Passport – Passport is an authentication middleware for Node.js and Express that lets you manage logins, enable logins with Twitter or Facebook, and much more. Get started with their overview.

socket.io Socket.io library for Node.js that works on its own or with Express, allowing real-time interaction with users.


validator.js – Great library for validating and sanitizing user input in Javascript that can be used server-side or client-side.

helmet – Implement various security policies, like hiding the X-Powered-By header, and X-XSS protection in Express with this middleware.


twit – A great Twitter API for getting streams of tweets in real time, searching tweets, getting a user’s timeline, and more

node-feedparser – Node-feedparser is a module that makes processing RSS, Atom, and RDF feeds a breeze

unfluff – Parse HTML for its textual content. Useful for scraping news sites, blog posts, etc. for their raw content.

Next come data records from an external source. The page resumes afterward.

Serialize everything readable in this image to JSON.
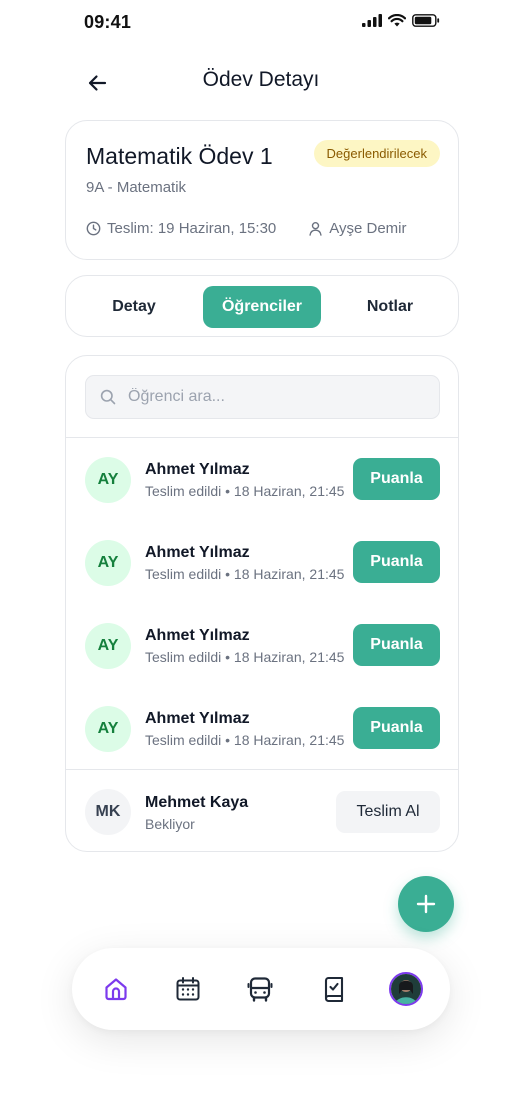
{
  "status_bar": {
    "time": "09:41"
  },
  "header": {
    "title": "Ödev Detayı"
  },
  "assignment": {
    "title": "Matematik Ödev 1",
    "badge": "Değerlendirilecek",
    "subtitle": "9A - Matematik",
    "due": "Teslim: 19 Haziran, 15:30",
    "teacher": "Ayşe Demir"
  },
  "tabs": [
    {
      "label": "Detay",
      "active": false
    },
    {
      "label": "Öğrenciler",
      "active": true
    },
    {
      "label": "Notlar",
      "active": false
    }
  ],
  "search": {
    "placeholder": "Öğrenci ara..."
  },
  "students": [
    {
      "initials": "AY",
      "name": "Ahmet Yılmaz",
      "status": "Teslim edildi • 18 Haziran, 21:45",
      "action": "Puanla"
    },
    {
      "initials": "AY",
      "name": "Ahmet Yılmaz",
      "status": "Teslim edildi • 18 Haziran, 21:45",
      "action": "Puanla"
    },
    {
      "initials": "AY",
      "name": "Ahmet Yılmaz",
      "status": "Teslim edildi • 18 Haziran, 21:45",
      "action": "Puanla"
    },
    {
      "initials": "AY",
      "name": "Ahmet Yılmaz",
      "status": "Teslim edildi • 18 Haziran, 21:45",
      "action": "Puanla"
    },
    {
      "initials": "MK",
      "name": "Mehmet Kaya",
      "status": "Bekliyor",
      "action": "Teslim Al"
    }
  ],
  "bottom_nav": {
    "items": [
      "home-icon",
      "calendar-icon",
      "bus-icon",
      "book-check-icon",
      "profile-avatar"
    ],
    "active": "home-icon"
  },
  "colors": {
    "accent": "#3aae94",
    "active_nav": "#7c3aed",
    "badge_bg": "#fdf6c4",
    "badge_text": "#8a5a00",
    "avatar_green_bg": "#dcfce7",
    "avatar_green_text": "#15803d"
  }
}
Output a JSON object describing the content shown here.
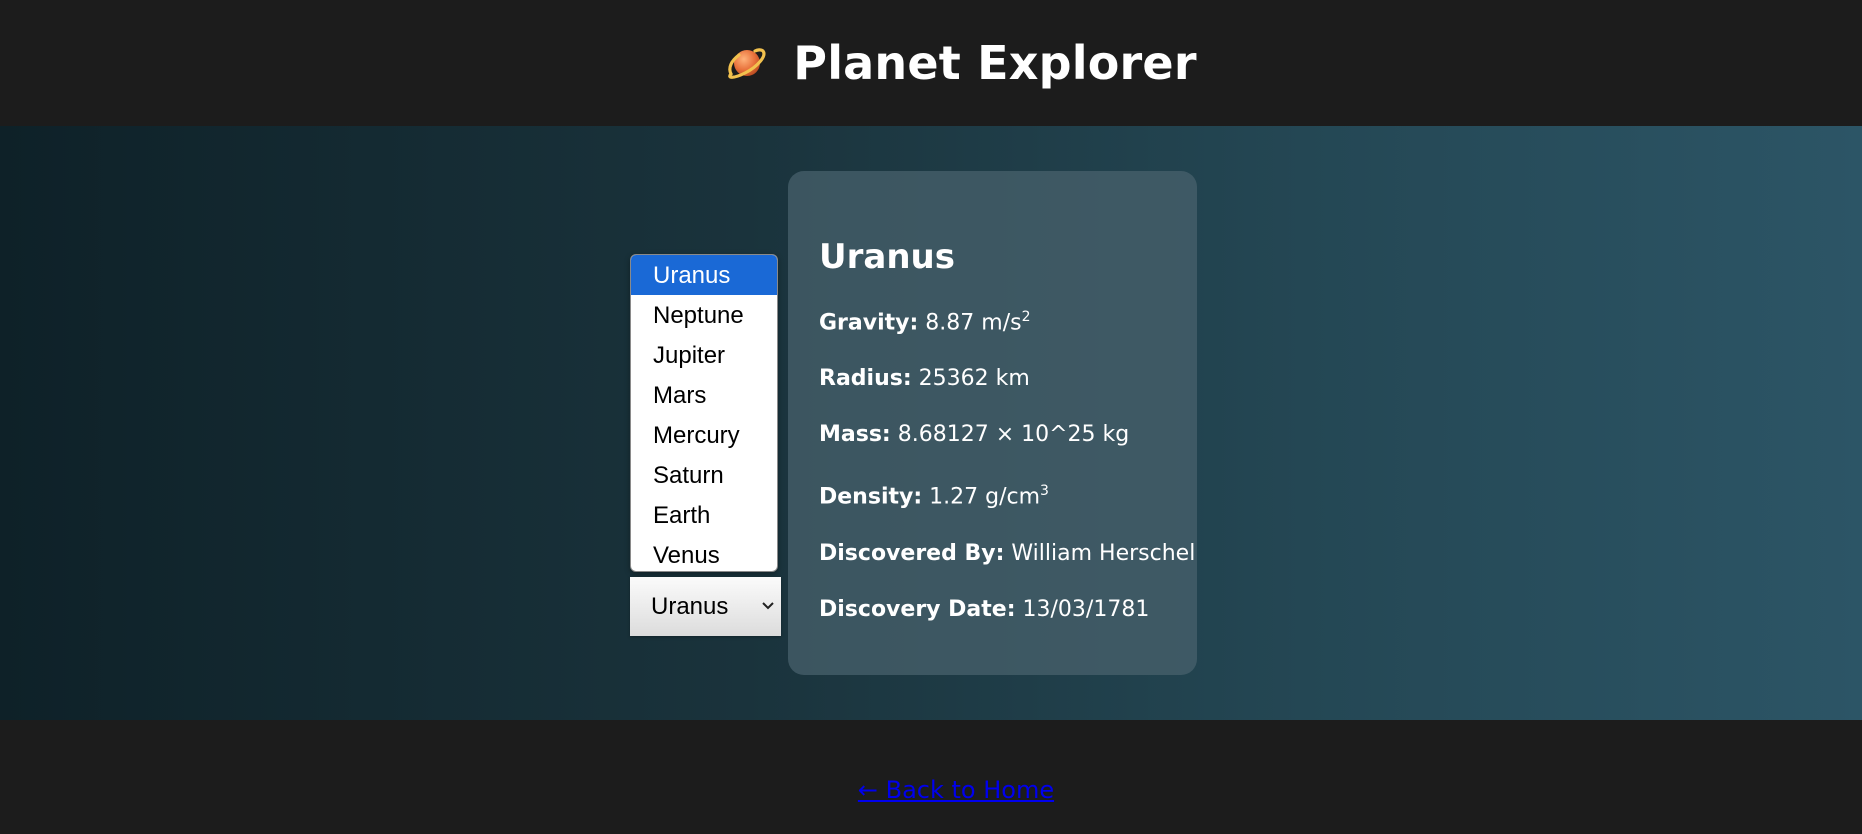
{
  "header": {
    "title": "Planet Explorer",
    "icon": "ringed-planet-icon"
  },
  "planet_select": {
    "selected": "Uranus",
    "options": [
      "Uranus",
      "Neptune",
      "Jupiter",
      "Mars",
      "Mercury",
      "Saturn",
      "Earth",
      "Venus"
    ]
  },
  "planet_info": {
    "name": "Uranus",
    "gravity_label": "Gravity:",
    "gravity_value": "8.87 m/s",
    "gravity_sup": "2",
    "radius_label": "Radius:",
    "radius_value": "25362 km",
    "mass_label": "Mass:",
    "mass_value": "8.68127 × 10^25 kg",
    "density_label": "Density:",
    "density_value": "1.27 g/cm",
    "density_sup": "3",
    "discovered_by_label": "Discovered By:",
    "discovered_by_value": "William Herschel",
    "discovery_date_label": "Discovery Date:",
    "discovery_date_value": "13/03/1781"
  },
  "footer": {
    "back_link": "← Back to Home"
  },
  "colors": {
    "header_bg": "#1c1c1c",
    "selected_option": "#1a69d6",
    "link": "#0000ee"
  }
}
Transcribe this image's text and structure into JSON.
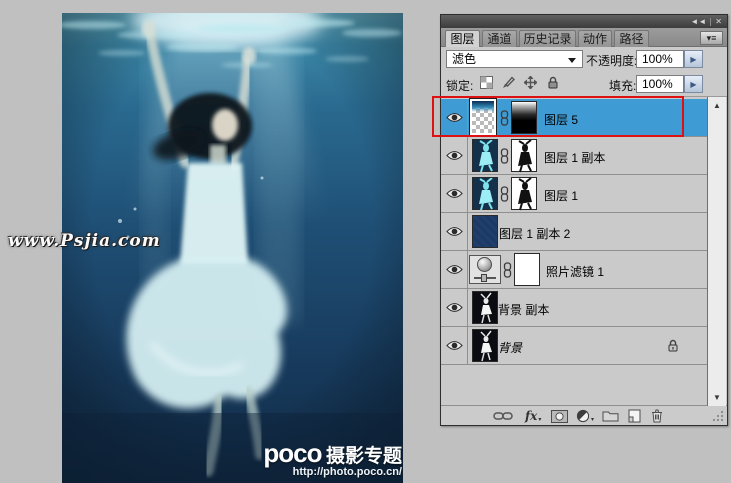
{
  "window": {
    "collapse_glyph": "◄◄",
    "close_glyph": "✕"
  },
  "glyphs": {
    "up": "▲",
    "down": "▼",
    "spin": "▶",
    "menu": "▾≡",
    "fx": "fx",
    "mini_caret": "▾"
  },
  "panel": {
    "tabs": [
      "图层",
      "通道",
      "历史记录",
      "动作",
      "路径"
    ],
    "blend_mode_value": "滤色",
    "opacity_label": "不透明度:",
    "opacity_value": "100%",
    "lock_label": "锁定:",
    "fill_label": "填充:",
    "fill_value": "100%",
    "layers": [
      {
        "name": "图层 5",
        "selected": true,
        "highlighted": true
      },
      {
        "name": "图层 1 副本"
      },
      {
        "name": "图层 1"
      },
      {
        "name": "图层 1 副本 2"
      },
      {
        "name": "照片滤镜 1"
      },
      {
        "name": "背景 副本"
      },
      {
        "name": "背景",
        "locked": true
      }
    ]
  },
  "photo": {
    "watermark": "www.Psjia.com",
    "brand": "poco",
    "brand_suffix": "摄影专题",
    "brand_url": "http://photo.poco.cn/"
  },
  "colors": {
    "selection_blue": "#3f9bd3",
    "highlight_red": "#dd1111",
    "panel_bg": "#cbcbcb",
    "workspace_bg": "#c0c0c0"
  }
}
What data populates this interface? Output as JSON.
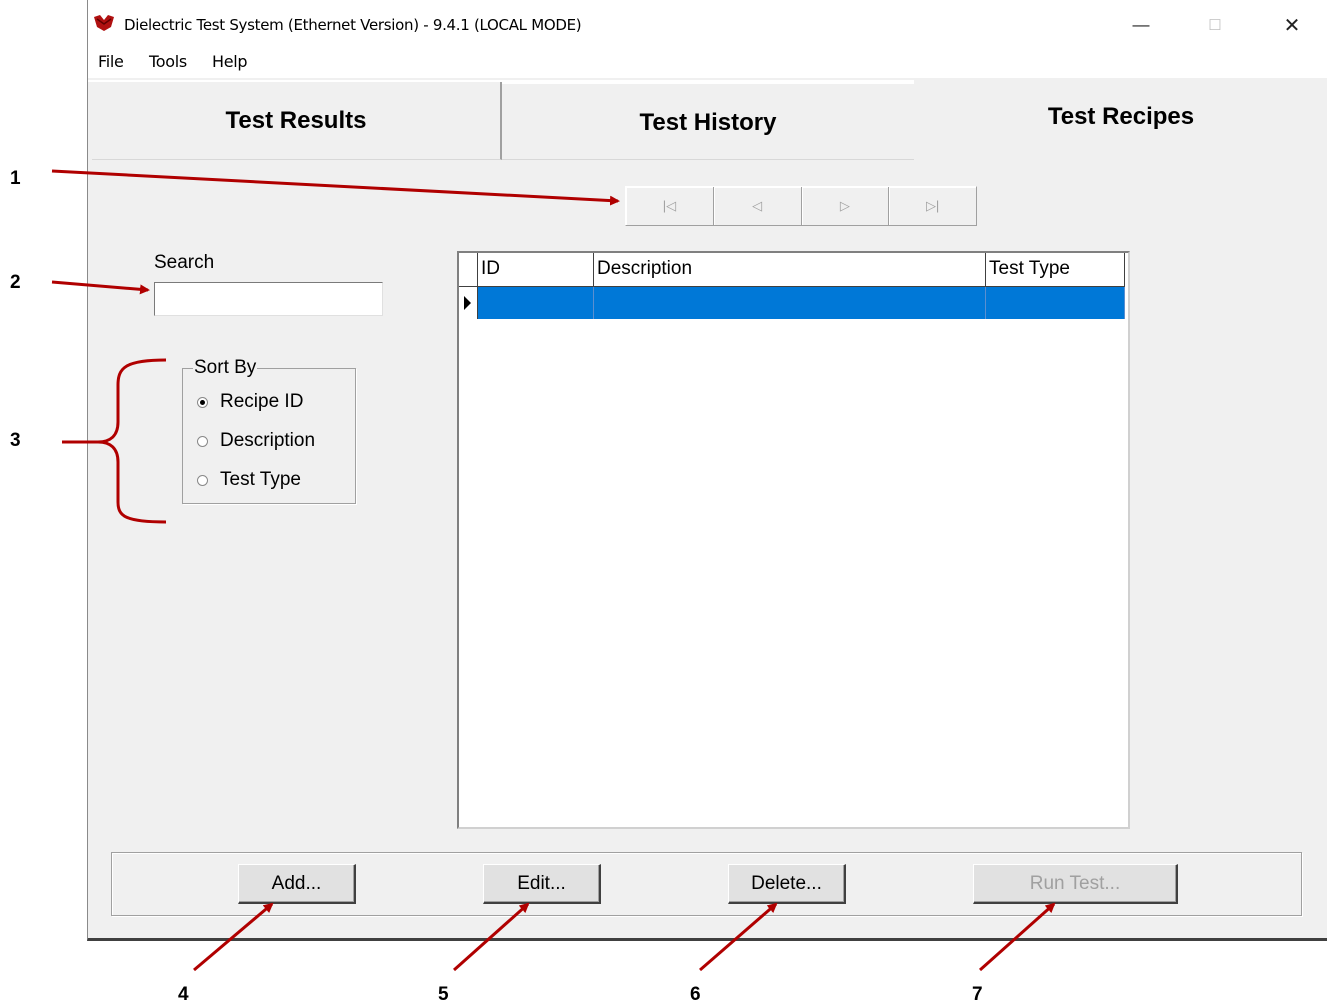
{
  "window": {
    "title": "Dielectric Test System (Ethernet Version) - 9.4.1  (LOCAL MODE)",
    "controls": {
      "minimize": "—",
      "maximize": "☐",
      "close": "✕"
    }
  },
  "menu": {
    "file": "File",
    "tools": "Tools",
    "help": "Help"
  },
  "tabs": [
    {
      "label": "Test Results"
    },
    {
      "label": "Test History"
    },
    {
      "label": "Test Recipes"
    }
  ],
  "nav_buttons": {
    "first": "|◁",
    "prev": "◁",
    "next": "▷",
    "last": "▷|"
  },
  "search": {
    "label": "Search",
    "value": ""
  },
  "sort": {
    "legend": "Sort By",
    "options": [
      {
        "label": "Recipe ID",
        "selected": true
      },
      {
        "label": "Description",
        "selected": false
      },
      {
        "label": "Test Type",
        "selected": false
      }
    ]
  },
  "grid": {
    "columns": [
      "ID",
      "Description",
      "Test Type"
    ]
  },
  "buttons": {
    "add": "Add...",
    "edit": "Edit...",
    "delete": "Delete...",
    "run_test": "Run Test..."
  },
  "callouts": [
    "1",
    "2",
    "3",
    "4",
    "5",
    "6",
    "7"
  ],
  "colors": {
    "selection": "#0078d7",
    "arrow": "#b00000",
    "window_bg": "#f0f0f0"
  }
}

natural – Natural is a natural language processing (NLP) library for Node.js that has features like word tokenization, Naive Bayes and logistic regression classification, and phonetics analysis.

sentiment – Perform sentiment analysis on strings in Node.js using the AFINN-111 dictionary.

General Utility Libraries

watch – Watch is a set of utilities to monitor file tree changes, which can be very useful for tracking log files, temporary files, etc.

request – An easy-to-use HTTP requests library with features like OAuth signing, HTTP auth, and more features you’d expect.

async.js – All kinds of utilities for working with asynchronous code in this library. For instance, you can run several functions in series or in parallel, filter and map arrays through functions, and more.

should.js – A Behavior-driven development (BDD) assertions library for Node.js that lets you do all kinds of data validation, such as checking that an object contains a particular property, that a user input string ends with a certain string, and much more. The syntax makes it very easy to write tests for your code.

minimist – A lightweight Node.js framework for easily handling option parsing on the command line.

jsdom – A Node.js implementation of the WHATWG DOM & HTML standards that lets you manipulate JavaScript on the server side as if you were in a browser.

Standalone Utilities

Bower – Bower is billed as a “package manager for the web,” letting you install JS libraries like jQuery, Github repositories, and more, in a structured way.

Grunt – Grunt is a task-runner that can help you compile your CSS, lint and minify your JS, and much more.